Crystallisation from solution is an important process that has been used for centuries in the preparation and purification of products tailored for specific applications. Nevertheless, there is still a considerable lack of understanding about the molecular mechanisms behind the formation of crystals, in particular, on the relationships between the conformational preferences that emerge from solute–solvent interactions in solution and the packing motifs observed in crystallised materials. In this work, the link between the molecular structure of a solute in a saturated solution and in the crystalline solid in equilibrium with that solution was investigated using the 2-, 4-, 5-, and 6-hydroxynicotinic acid (HNA) family as a model; solubility data for these compounds were largely lacking in the literature. These studies, which were carried out in two protic solvents (water and ethanol), with distinct hydrogen bonding abilities and polarities, allowed the evaluation of not only how systematic changes in the molecular structure of the solute, but also how such variations on the solvent affect solubility. The HNA solubility trends were determined over a temperature range of 288 to 333 K by the gravimetric method. In water, the observed trend was 4HNA ≫ 2HNA > 5HNA ≈ 6HNA, at 293 ± 2 K, which was essentially mimicked in ethanol, with slight differences: 2HNA ≈ 4HNA > 5HNA > 6HNA. 4HNA was found to be the most soluble compound, at 293 ± 2 K, in water, while in ethanol, 2HNA was the most soluble.
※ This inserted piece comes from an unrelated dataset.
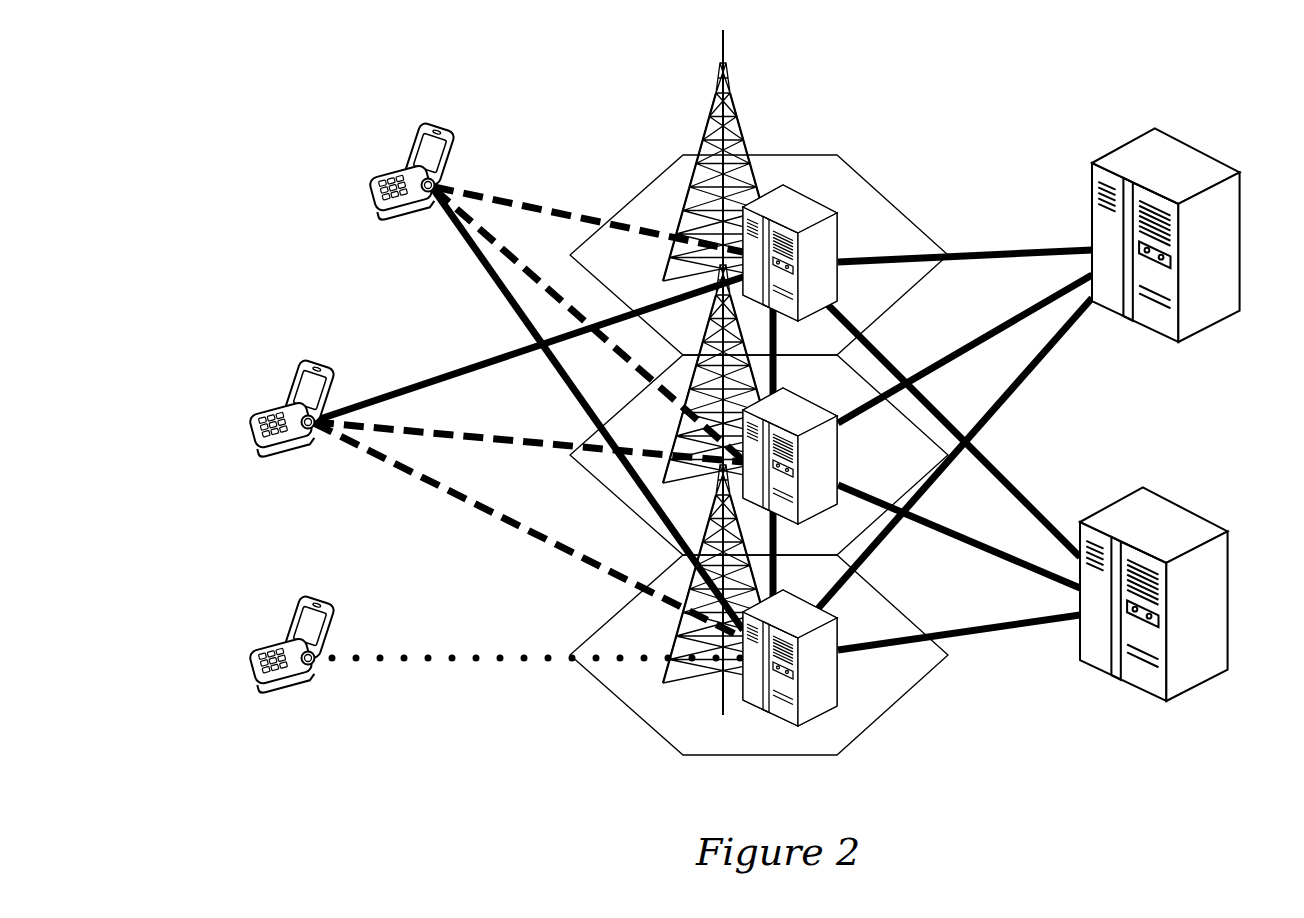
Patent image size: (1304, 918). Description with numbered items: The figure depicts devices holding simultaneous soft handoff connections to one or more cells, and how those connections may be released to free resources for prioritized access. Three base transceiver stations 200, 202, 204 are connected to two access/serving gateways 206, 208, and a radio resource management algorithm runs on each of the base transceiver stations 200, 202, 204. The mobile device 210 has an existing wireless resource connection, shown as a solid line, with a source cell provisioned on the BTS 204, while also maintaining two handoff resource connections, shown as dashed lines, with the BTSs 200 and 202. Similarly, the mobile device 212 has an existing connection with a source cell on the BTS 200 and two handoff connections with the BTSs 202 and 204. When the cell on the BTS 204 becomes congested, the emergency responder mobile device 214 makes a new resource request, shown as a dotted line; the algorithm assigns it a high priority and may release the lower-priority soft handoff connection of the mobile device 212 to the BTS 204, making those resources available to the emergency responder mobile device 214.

Notably, an intramolecular hydrogen bond occurring in both 2HNA and 4HNA played a role in their increased solubility, in both solvents, showing a more pronounced effect in water, probably due to their higher polarity and ability to form hydrogen bonds. Moreover, the solubilities of all HNAs are less disperse in ethanol, which demonstrates the weight of the solvent structure, polarity, and hydrogen bonding ability in solubility, which results in different interactions. In this case, as ethanol is a better hydrogen bond acceptor than a donor, the overall solubilities are lower when compared to water. NMR studies assisted with clues for the intramolecular H-bond in 4HNA and for the aggregation and crystallisation of the nicotinic acid (NA) and 5HNA in solutions.